Aber auch die musikalischen Acts kommen gut an: Einige Zuschauer stimmen sogar bei einem Mix bekannter Songs spontan mit ein. Als schließlich Ukulele auf Rock‘n’Roll trifft und die beiden Vortragenden sich voller Hingabe im Duett verausgaben, wippen alle begeistert mit.

Wolf-Peter Arand ist ehemaliges Mitglied des Café-Teams und hat die Open Stage vor vier Jahren mitgegründet. Er freut sich, dass
engagierte Studenten das Konzept bis heute weitergetragen haben.
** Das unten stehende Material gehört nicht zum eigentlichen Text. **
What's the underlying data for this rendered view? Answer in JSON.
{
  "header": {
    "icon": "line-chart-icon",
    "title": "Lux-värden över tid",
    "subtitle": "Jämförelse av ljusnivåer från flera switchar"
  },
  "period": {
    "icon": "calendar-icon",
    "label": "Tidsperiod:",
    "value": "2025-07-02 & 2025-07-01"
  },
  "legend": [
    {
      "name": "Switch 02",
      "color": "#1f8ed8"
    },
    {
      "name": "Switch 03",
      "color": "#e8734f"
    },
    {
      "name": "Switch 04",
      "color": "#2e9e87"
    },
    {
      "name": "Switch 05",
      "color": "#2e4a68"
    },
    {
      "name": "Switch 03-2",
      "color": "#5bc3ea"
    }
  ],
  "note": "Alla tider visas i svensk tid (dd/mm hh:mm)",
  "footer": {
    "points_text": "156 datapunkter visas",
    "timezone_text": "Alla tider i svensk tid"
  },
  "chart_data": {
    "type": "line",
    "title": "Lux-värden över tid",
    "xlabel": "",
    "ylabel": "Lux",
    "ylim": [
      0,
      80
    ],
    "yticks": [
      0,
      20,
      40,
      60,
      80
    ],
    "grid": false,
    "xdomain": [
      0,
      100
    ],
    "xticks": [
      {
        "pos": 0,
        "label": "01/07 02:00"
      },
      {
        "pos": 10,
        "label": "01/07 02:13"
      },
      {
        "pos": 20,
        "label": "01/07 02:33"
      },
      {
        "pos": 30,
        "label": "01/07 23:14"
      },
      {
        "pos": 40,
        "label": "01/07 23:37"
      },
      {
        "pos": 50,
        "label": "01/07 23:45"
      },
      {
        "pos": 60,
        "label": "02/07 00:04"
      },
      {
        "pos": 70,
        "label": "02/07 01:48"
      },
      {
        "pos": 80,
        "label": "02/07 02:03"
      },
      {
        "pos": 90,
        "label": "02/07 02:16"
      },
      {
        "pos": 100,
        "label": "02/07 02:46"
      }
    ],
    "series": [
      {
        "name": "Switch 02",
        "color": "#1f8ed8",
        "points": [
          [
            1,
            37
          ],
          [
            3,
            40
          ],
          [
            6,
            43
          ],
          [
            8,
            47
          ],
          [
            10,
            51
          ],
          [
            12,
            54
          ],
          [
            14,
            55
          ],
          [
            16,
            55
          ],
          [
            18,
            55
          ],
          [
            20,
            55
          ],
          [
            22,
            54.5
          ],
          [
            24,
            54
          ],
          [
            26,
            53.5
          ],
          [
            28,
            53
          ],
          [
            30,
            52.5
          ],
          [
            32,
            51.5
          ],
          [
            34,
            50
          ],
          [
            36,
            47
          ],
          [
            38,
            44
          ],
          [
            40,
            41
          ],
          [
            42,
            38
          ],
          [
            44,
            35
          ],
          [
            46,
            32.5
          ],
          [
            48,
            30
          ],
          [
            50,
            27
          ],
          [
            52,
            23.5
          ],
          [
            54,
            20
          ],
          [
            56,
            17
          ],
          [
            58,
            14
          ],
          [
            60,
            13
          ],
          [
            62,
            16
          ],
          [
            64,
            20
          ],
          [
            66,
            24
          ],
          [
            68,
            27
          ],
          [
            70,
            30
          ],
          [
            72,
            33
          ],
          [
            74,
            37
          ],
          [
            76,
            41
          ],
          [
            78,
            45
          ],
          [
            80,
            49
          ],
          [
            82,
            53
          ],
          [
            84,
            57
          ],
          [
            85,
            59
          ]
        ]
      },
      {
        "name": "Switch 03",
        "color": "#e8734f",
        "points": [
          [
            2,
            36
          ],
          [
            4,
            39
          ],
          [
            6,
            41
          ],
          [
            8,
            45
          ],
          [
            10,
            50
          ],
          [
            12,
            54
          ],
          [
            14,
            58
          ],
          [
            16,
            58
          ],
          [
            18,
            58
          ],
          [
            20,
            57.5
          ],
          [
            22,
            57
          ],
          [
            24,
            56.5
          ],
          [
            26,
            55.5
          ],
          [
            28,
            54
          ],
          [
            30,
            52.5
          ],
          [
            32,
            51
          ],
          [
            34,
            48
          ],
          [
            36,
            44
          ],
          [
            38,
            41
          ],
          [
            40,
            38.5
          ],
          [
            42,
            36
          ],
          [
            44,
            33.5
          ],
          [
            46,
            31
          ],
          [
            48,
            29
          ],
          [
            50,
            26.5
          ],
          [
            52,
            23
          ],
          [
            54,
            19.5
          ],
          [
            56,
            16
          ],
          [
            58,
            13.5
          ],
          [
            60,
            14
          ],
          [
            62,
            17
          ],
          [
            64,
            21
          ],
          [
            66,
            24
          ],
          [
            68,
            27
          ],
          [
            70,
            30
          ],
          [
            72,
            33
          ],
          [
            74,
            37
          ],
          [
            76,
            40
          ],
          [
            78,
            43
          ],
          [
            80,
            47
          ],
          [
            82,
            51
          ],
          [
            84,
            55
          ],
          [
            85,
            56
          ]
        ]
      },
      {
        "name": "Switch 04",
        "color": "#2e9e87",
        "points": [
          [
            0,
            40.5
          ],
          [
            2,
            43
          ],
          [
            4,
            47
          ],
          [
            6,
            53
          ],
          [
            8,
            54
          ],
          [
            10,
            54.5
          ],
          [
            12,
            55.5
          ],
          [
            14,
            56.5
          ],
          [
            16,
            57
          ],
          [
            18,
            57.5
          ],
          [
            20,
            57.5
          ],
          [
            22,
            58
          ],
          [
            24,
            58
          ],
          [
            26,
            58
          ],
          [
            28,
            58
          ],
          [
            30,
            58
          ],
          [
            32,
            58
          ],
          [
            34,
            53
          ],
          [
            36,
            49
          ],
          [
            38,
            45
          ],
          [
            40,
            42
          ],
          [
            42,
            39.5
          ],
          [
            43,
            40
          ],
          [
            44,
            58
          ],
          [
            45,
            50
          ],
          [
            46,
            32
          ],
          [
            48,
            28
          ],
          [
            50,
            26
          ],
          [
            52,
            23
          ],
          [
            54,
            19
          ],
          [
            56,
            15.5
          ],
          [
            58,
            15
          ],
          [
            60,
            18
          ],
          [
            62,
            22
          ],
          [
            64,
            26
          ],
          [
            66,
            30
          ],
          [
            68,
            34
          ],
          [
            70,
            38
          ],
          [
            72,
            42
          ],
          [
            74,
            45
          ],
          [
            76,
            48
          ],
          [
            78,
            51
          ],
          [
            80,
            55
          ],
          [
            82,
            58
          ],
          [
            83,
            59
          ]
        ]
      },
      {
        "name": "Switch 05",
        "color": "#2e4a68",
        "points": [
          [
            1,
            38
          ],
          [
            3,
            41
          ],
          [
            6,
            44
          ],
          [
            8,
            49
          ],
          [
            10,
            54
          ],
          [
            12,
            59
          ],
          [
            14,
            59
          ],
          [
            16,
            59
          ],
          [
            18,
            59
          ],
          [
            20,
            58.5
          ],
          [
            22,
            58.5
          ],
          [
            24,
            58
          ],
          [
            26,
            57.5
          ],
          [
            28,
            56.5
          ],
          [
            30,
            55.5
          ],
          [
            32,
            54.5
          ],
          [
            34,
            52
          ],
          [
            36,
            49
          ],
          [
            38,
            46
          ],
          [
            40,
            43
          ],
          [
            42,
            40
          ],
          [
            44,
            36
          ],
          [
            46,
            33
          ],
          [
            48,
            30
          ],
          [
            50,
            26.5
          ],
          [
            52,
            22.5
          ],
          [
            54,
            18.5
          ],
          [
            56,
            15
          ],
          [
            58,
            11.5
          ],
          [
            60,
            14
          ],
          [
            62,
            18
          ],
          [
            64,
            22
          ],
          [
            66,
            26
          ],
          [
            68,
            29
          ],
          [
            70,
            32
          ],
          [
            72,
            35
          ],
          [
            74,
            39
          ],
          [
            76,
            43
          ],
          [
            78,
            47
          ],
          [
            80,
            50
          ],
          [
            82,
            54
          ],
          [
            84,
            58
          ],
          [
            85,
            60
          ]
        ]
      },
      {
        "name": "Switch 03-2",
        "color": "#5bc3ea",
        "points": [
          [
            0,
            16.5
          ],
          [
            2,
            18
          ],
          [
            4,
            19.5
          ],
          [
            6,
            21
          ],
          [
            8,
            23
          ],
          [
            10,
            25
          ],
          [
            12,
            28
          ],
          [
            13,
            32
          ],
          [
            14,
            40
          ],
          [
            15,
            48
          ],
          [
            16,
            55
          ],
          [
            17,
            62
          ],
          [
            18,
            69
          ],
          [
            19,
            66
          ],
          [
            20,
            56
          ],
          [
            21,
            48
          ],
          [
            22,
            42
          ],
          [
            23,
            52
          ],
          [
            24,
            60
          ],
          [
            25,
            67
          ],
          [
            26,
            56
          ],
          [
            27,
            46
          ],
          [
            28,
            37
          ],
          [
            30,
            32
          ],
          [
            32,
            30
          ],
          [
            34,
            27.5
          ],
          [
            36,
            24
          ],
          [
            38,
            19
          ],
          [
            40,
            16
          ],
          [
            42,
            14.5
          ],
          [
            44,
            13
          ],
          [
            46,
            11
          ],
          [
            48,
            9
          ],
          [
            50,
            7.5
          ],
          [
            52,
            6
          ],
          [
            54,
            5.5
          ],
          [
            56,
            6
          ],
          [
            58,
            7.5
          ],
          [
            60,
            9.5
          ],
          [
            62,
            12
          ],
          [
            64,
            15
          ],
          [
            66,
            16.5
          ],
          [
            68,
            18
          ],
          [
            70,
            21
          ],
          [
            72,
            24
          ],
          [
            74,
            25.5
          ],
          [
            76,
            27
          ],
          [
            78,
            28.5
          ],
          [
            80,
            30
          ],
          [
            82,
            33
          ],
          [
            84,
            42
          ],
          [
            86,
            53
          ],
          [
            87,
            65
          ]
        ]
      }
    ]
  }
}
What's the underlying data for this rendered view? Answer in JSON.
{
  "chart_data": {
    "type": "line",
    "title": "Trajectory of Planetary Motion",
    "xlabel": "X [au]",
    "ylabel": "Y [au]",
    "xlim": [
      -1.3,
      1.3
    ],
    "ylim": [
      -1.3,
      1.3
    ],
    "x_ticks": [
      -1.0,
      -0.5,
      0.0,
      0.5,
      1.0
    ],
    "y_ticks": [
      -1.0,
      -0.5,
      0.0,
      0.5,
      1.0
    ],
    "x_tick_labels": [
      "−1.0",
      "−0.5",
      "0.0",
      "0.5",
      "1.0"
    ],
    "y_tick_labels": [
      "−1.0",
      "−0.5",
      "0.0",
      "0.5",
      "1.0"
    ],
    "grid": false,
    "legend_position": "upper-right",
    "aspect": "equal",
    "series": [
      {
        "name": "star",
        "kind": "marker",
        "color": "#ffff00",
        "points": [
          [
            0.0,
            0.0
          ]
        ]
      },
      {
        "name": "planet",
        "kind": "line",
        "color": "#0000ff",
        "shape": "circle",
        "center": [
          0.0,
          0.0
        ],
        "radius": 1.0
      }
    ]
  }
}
Ursprünglich wurde es ins Leben gerufen, um für das abseits des
Trubels gelegene Theater-Café zu werben. Die Open Stage – für die kein Eintritt verlangt wird – sollte das Café also nicht nur für die
Angehörigen des eigenen Instituts attraktiver machen, sondern auch Studierende anderer Fachbereiche anziehen.

Doch nicht zuletzt inspirierte ihn auch der Wunsch nach Praxis zur Gründung der studentischen Probebühne: Angesichts der vorwiegend theoretisch ausgerichteten Studiengänge des Instituts, das neben der Theater- auch die Tanz-, Film- und Musikwissenschaft beherbergt, ist das wohl kaum verwunderlich. Arand – selbst Filmwissenschaftler – betont: „Wir hatten die Möglichkeit, was zu machen und wollten lieber diese Chance nutzen, als bloß theoretisch unterwegs zu sein. Die Chemiker sitzen auch nicht die ganze Zeit bloß da und theoretisieren, die gehen dann auch ins Labor und probieren es mal aus! Hier sind ganz viele kreative Köpfe – warum denen nicht eine Bühne geben?“

Die Open Stage ist für die Vortragenden also letztlich das, was für den Chemiker das Labor ist: ein Experimentierraum für alle, die
sich ausprobieren möchten. Es bedarf einzig und allein einer kreativen Idee und einer gewissen Portion Mut, denn am Ende einer
jeden Darbietung zählt allein die Reaktion der Zuschauer. An diesem amüsanten und abwechslungsreichen Abend durchflutet schließlich frenetisches Klatschen das Café. Und zeigt: Das Konzept sorgt immer noch für Begeisterung.